Ему почему-то показалось, что вторым ребенком в той палатке была Амелия Ленд.
– Ей было всего три года, – продолжила Джулия. – Ее так и не нашли.
– Вы действительно ничего об этом не знаете? – удивилась Амелия. – Дело было громкое.
– Я родом не из этих мест, – ответил Джексон и подумал обо всех девочках, что пропали за эти тридцать четыре года.
Но, конечно же, для сестер Ленд пропала только одна. Он внезапно почувствовал себя очень несчастным и очень старым.
– Тогда стояла ужасная жара, – сказала Амелия, – засуха.
– Как сейчас?
– Да. Вы не собираетесь ничего записывать?

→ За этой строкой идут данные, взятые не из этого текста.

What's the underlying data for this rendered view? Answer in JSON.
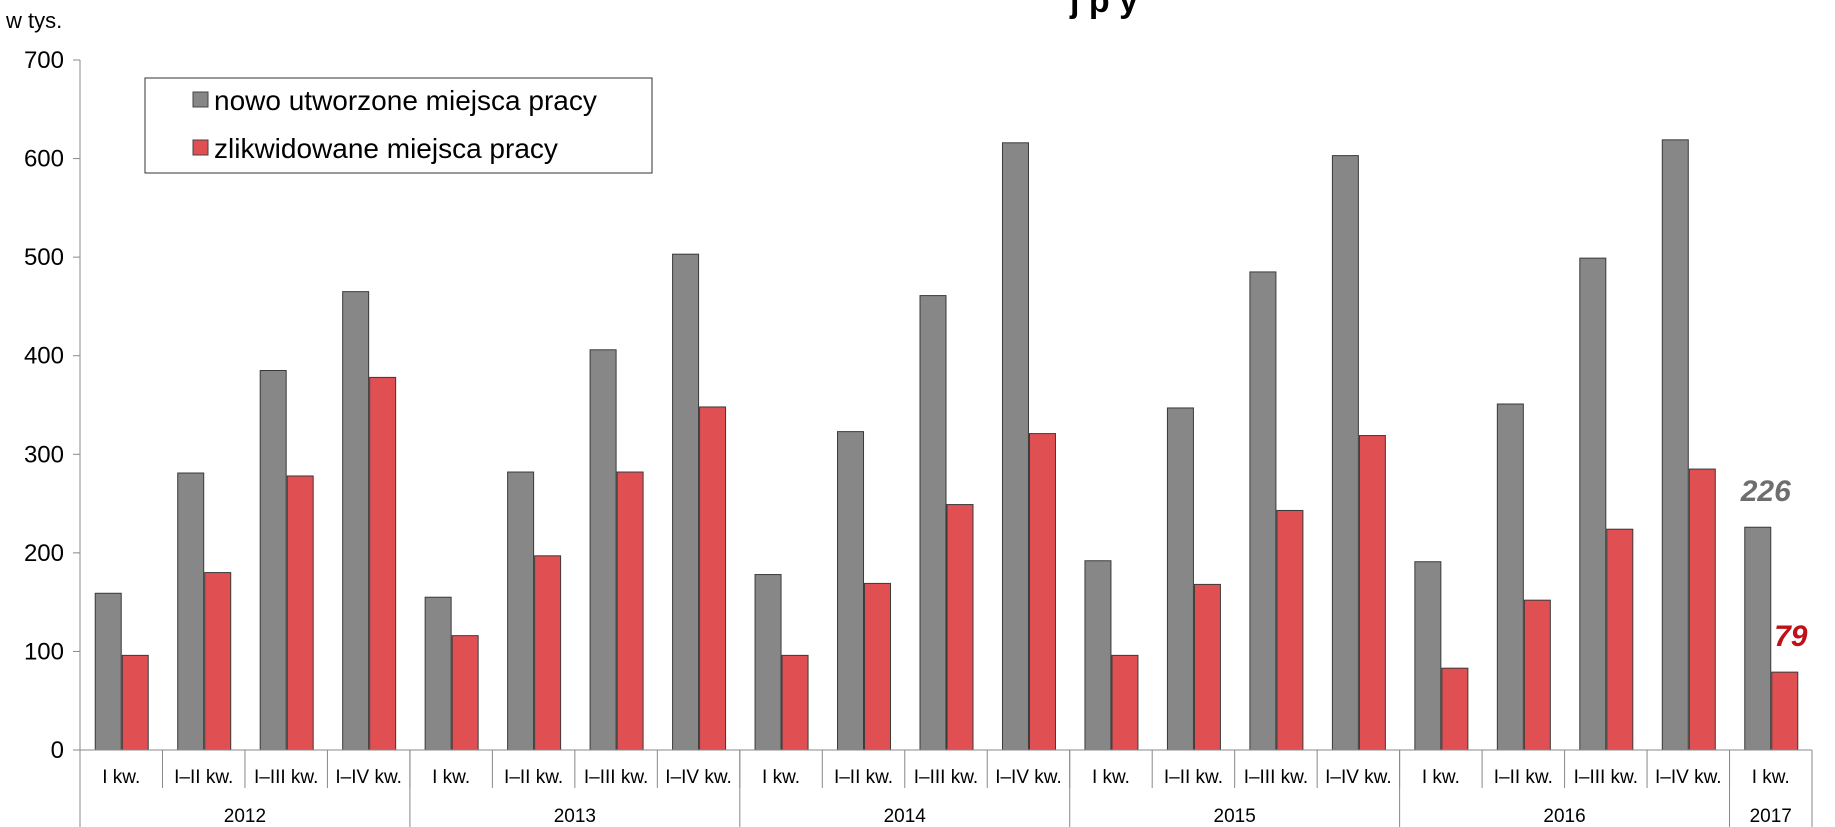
{
  "chart_data": {
    "type": "bar",
    "title": "j  p  y",
    "ylabel": "w tys.",
    "ylim": [
      0,
      700
    ],
    "yticks": [
      0,
      100,
      200,
      300,
      400,
      500,
      600,
      700
    ],
    "categories": [
      "I kw.",
      "I–II kw.",
      "I–III kw.",
      "I–IV kw.",
      "I kw.",
      "I–II kw.",
      "I–III kw.",
      "I–IV kw.",
      "I kw.",
      "I–II kw.",
      "I–III kw.",
      "I–IV kw.",
      "I kw.",
      "I–II kw.",
      "I–III kw.",
      "I–IV kw.",
      "I kw.",
      "I–II kw.",
      "I–III kw.",
      "I–IV kw.",
      "I kw."
    ],
    "groups": [
      {
        "label": "2012",
        "count": 4
      },
      {
        "label": "2013",
        "count": 4
      },
      {
        "label": "2014",
        "count": 4
      },
      {
        "label": "2015",
        "count": 4
      },
      {
        "label": "2016",
        "count": 4
      },
      {
        "label": "2017",
        "count": 1
      }
    ],
    "series": [
      {
        "name": "nowo utworzone miejsca pracy",
        "color": "#878787",
        "values": [
          159,
          281,
          385,
          465,
          155,
          282,
          406,
          503,
          178,
          323,
          461,
          616,
          192,
          347,
          485,
          603,
          191,
          351,
          499,
          619,
          226
        ]
      },
      {
        "name": "zlikwidowane miejsca pracy",
        "color": "#e05053",
        "values": [
          96,
          180,
          278,
          378,
          116,
          197,
          282,
          348,
          96,
          169,
          249,
          321,
          96,
          168,
          243,
          319,
          83,
          152,
          224,
          285,
          79
        ]
      }
    ],
    "legend_position": "top-left",
    "annotations": [
      {
        "text": "226",
        "series": 0,
        "index": 20,
        "color": "#6e6e6e"
      },
      {
        "text": "79",
        "series": 1,
        "index": 20,
        "color": "#c0101a"
      }
    ],
    "grid": false
  }
}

– А вам было бы спокойнее, если бы я записывал?
– Нет, – отрезала Амелия.
Беседа, казалось, зашла в тупик. Джексон посмотрел на Голубого Мышонка. На нем прямо читалось «улика». Детектив попробовал соединить все воедино.
– Значит, так, – начал он. – Это игрушка Оливии, и она была у вашей сестры, когда ее похитили? И вы снова увидели ее после смерти отца? И вы не позвонили в полицию?
Они обе нахмурились. Забавно, лица у сестер были совсем разные, а выражения на них – абсолютно одинаковые. Так вот что имеют в виду, когда говорят «неуловимое сходство».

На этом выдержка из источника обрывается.